The webinar was recorded for students’ viewing throughout the semester.
“As students navigate many challenges at this time, this presentation provides ongoing professional development training to ensure the career success of UHLC students in remote environments, as well as in real life.”
Among key pieces of advice were for students to be prepared to interview for a job via telephone or video conference.
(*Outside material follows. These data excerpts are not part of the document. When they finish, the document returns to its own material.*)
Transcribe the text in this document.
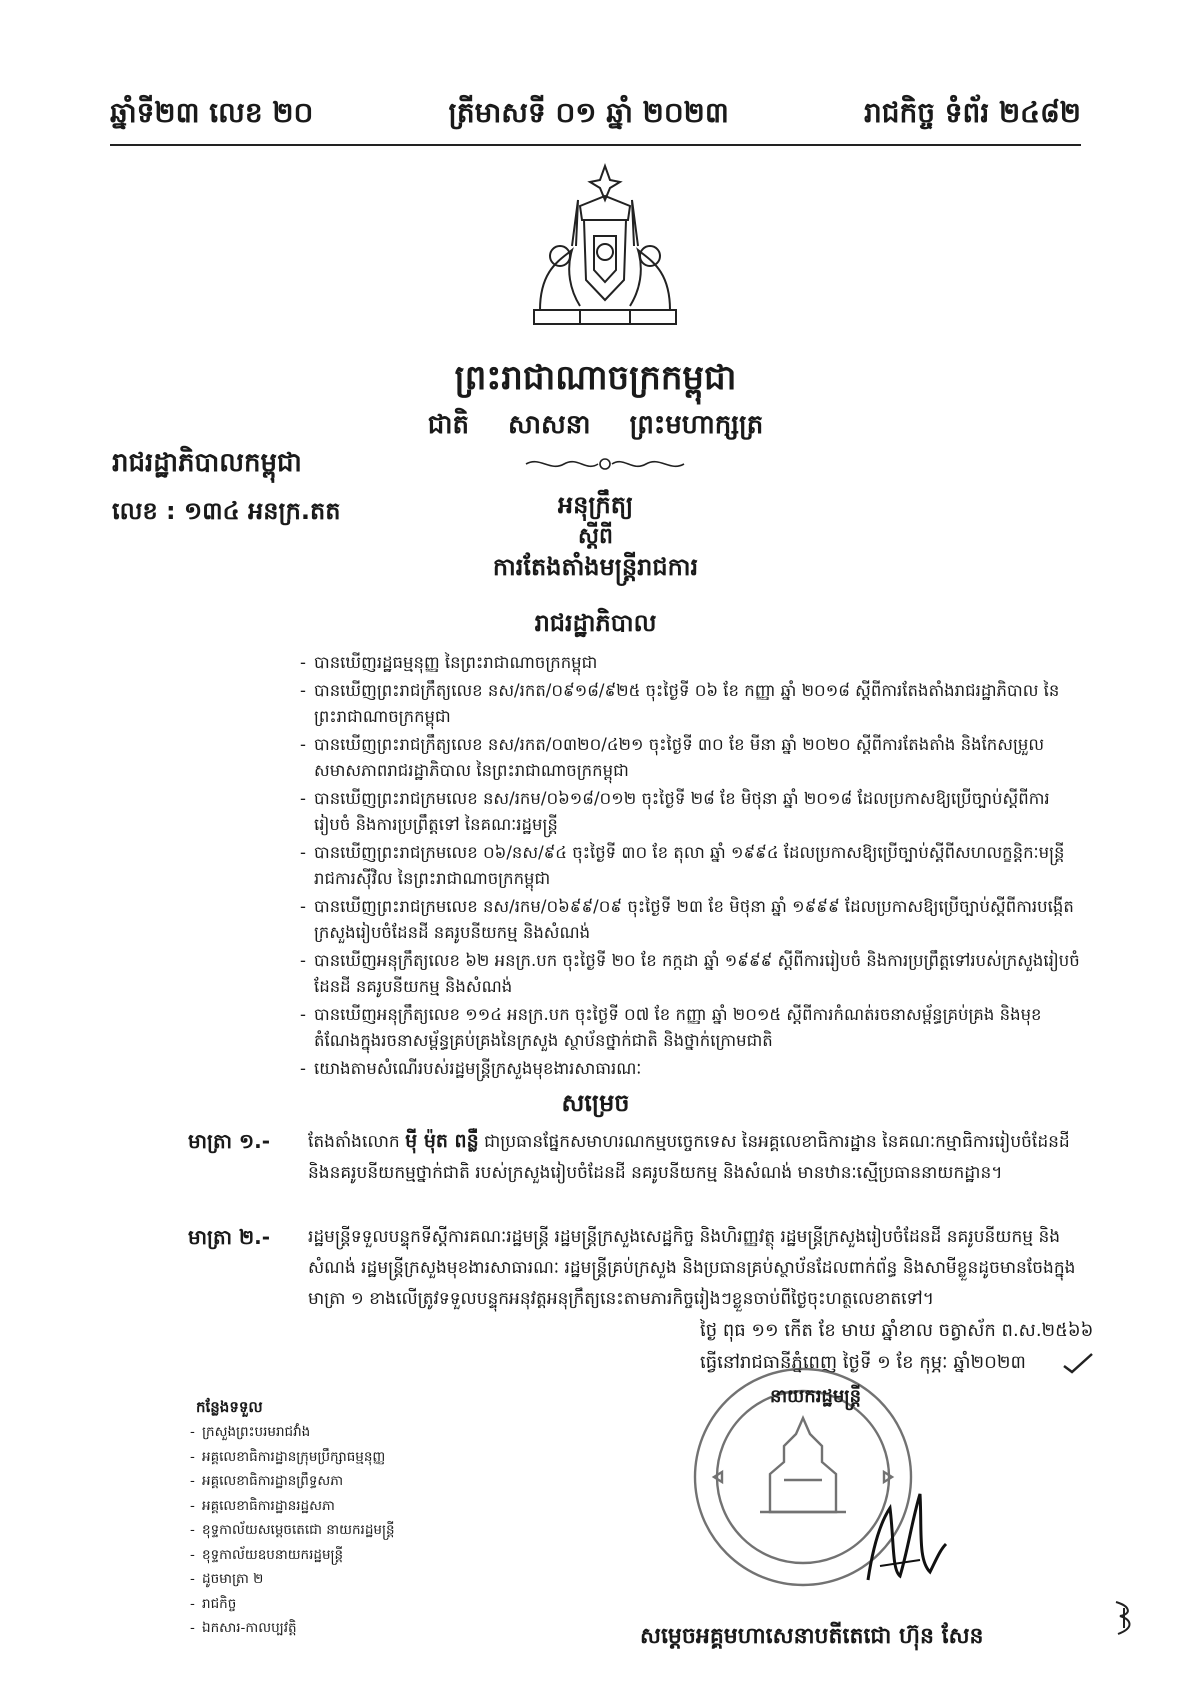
ឆ្នាំទី២៣ លេខ ២០	ត្រីមាសទី ០១ ឆ្នាំ ២០២៣	រាជកិច្ច ទំព័រ ២៤៨២
ព្រះរាជាណាចក្រកម្ពុជា
ជាតិ សាសនា ព្រះមហាក្សត្រ
រាជរដ្ឋាភិបាលកម្ពុជា
លេខ : ១៣៤ អនក្រ.តត	អនុក្រឹត្យ
ស្តីពី
ការតែងតាំងមន្ត្រីរាជការ
រាជរដ្ឋាភិបាល
- បានឃើញរដ្ឋធម្មនុញ្ញ នៃព្រះរាជាណាចក្រកម្ពុជា
- បានឃើញព្រះរាជក្រឹត្យលេខ នស/រកត/០៩១៨/៩២៥ ចុះថ្ងៃទី ០៦ ខែ កញ្ញា ឆ្នាំ ២០១៨ ស្តីពីការតែងតាំងរាជរដ្ឋាភិបាល នៃព្រះរាជាណាចក្រកម្ពុជា
- បានឃើញព្រះរាជក្រឹត្យលេខ នស/រកត/០៣២០/៤២១ ចុះថ្ងៃទី ៣០ ខែ មីនា ឆ្នាំ ២០២០ ស្តីពីការតែងតាំង និងកែសម្រួលសមាសភាពរាជរដ្ឋាភិបាល នៃព្រះរាជាណាចក្រកម្ពុជា
- បានឃើញព្រះរាជក្រមលេខ នស/រកម/០៦១៨/០១២ ចុះថ្ងៃទី ២៨ ខែ មិថុនា ឆ្នាំ ២០១៨ ដែលប្រកាសឱ្យប្រើច្បាប់ស្តីពីការរៀបចំ និងការប្រព្រឹត្តទៅ នៃគណៈរដ្ឋមន្ត្រី
- បានឃើញព្រះរាជក្រមលេខ ០៦/នស/៩៤ ចុះថ្ងៃទី ៣០ ខែ តុលា ឆ្នាំ ១៩៩៤ ដែលប្រកាសឱ្យប្រើច្បាប់ស្តីពីសហលក្ខន្តិកៈមន្ត្រីរាជការស៊ីវិល នៃព្រះរាជាណាចក្រកម្ពុជា
- បានឃើញព្រះរាជក្រមលេខ នស/រកម/០៦៩៩/០៩ ចុះថ្ងៃទី ២៣ ខែ មិថុនា ឆ្នាំ ១៩៩៩ ដែលប្រកាសឱ្យប្រើច្បាប់ស្តីពីការបង្កើតក្រសួងរៀបចំដែនដី នគរូបនីយកម្ម និងសំណង់
- បានឃើញអនុក្រឹត្យលេខ ៦២ អនក្រ.បក ចុះថ្ងៃទី ២០ ខែ កក្កដា ឆ្នាំ ១៩៩៩ ស្តីពីការរៀបចំ និងការប្រព្រឹត្តទៅរបស់ក្រសួងរៀបចំដែនដី នគរូបនីយកម្ម និងសំណង់
- បានឃើញអនុក្រឹត្យលេខ ១១៤ អនក្រ.បក ចុះថ្ងៃទី ០៧ ខែ កញ្ញា ឆ្នាំ ២០១៥ ស្តីពីការកំណត់រចនាសម្ព័ន្ធគ្រប់គ្រង និងមុខតំណែងក្នុងរចនាសម្ព័ន្ធគ្រប់គ្រងនៃក្រសួង ស្ថាប័នថ្នាក់ជាតិ និងថ្នាក់ក្រោមជាតិ
- យោងតាមសំណើរបស់រដ្ឋមន្ត្រីក្រសួងមុខងារសាធារណៈ
សម្រេច
មាត្រា ១.-	តែងតាំងលោក ម៉ី ម៉ុត ពន្លឺ ជាប្រធានផ្នែកសមាហរណកម្មបច្ចេកទេស នៃអគ្គលេខាធិការដ្ឋាន នៃគណៈកម្មាធិការរៀបចំដែនដី និងនគរូបនីយកម្មថ្នាក់ជាតិ របស់ក្រសួងរៀបចំដែនដី នគរូបនីយកម្ម និងសំណង់ មានឋានៈស្មើប្រធាននាយកដ្ឋាន។
មាត្រា ២.-	រដ្ឋមន្ត្រីទទួលបន្ទុកទីស្តីការគណៈរដ្ឋមន្ត្រី រដ្ឋមន្ត្រីក្រសួងសេដ្ឋកិច្ច និងហិរញ្ញវត្ថុ រដ្ឋមន្ត្រីក្រសួងរៀបចំដែនដី នគរូបនីយកម្ម និងសំណង់ រដ្ឋមន្ត្រីក្រសួងមុខងារសាធារណៈ រដ្ឋមន្ត្រីគ្រប់ក្រសួង និងប្រធានគ្រប់ស្ថាប័នដែលពាក់ព័ន្ធ និងសាមីខ្លួនដូចមានចែងក្នុងមាត្រា ១ ខាងលើត្រូវទទួលបន្ទុកអនុវត្តអនុក្រឹត្យនេះតាមភារកិច្ចរៀងៗខ្លួនចាប់ពីថ្ងៃចុះហត្ថលេខាតទៅ។
ថ្ងៃ ពុធ ១១ កើត ខែ មាឃ ឆ្នាំខាល ចត្វាស័ក ព.ស.២៥៦៦
ធ្វើនៅរាជធានីភ្នំពេញ ថ្ងៃទី ១ ខែ កុម្ភៈ ឆ្នាំ២០២៣
នាយករដ្ឋមន្ត្រី
កន្លែងទទួល
- ក្រសួងព្រះបរមរាជវាំង
- អគ្គលេខាធិការដ្ឋានក្រុមប្រឹក្សាធម្មនុញ្ញ
- អគ្គលេខាធិការដ្ឋានព្រឹទ្ធសភា
- អគ្គលេខាធិការដ្ឋានរដ្ឋសភា
- ខុទ្ទកាល័យសម្តេចតេជោ នាយករដ្ឋមន្ត្រី
- ខុទ្ទកាល័យឧបនាយករដ្ឋមន្ត្រី
- ដូចមាត្រា ២
- រាជកិច្ច
- ឯកសារ-កាលប្បវត្តិ	សម្តេចអគ្គមហាសេនាបតីតេជោ ហ៊ុន សែន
Attendees were encouraged to arrange for mock interviews with the Career Development Office and to know their resumes, including academic and work history, before the interview.
Hancock described summer employment opportunities as “multi-week interviews” and presented professional etiquette and best practices from clients, partners, and associates.
Clients urged summer interns to leave their egos at the door, to make every attempt to return phone calls and emails within two hours, meet deadlines, practice proper email etiquette, to work efficiently and to advise clients of problems as soon as they arise.
“Partners of law firms encourage summer associates to work hard to be an attorney that people want to work with, to treat partners, senior associates, co-workers and superiors like clients, and to remember that client development efforts are just as important as billable hours,” said Hancock.
“Firm associates said students should understand their role in a transaction, case or any other matter, be available, pay attention to detail, ask questions, be communicative, and take ownership of their work.”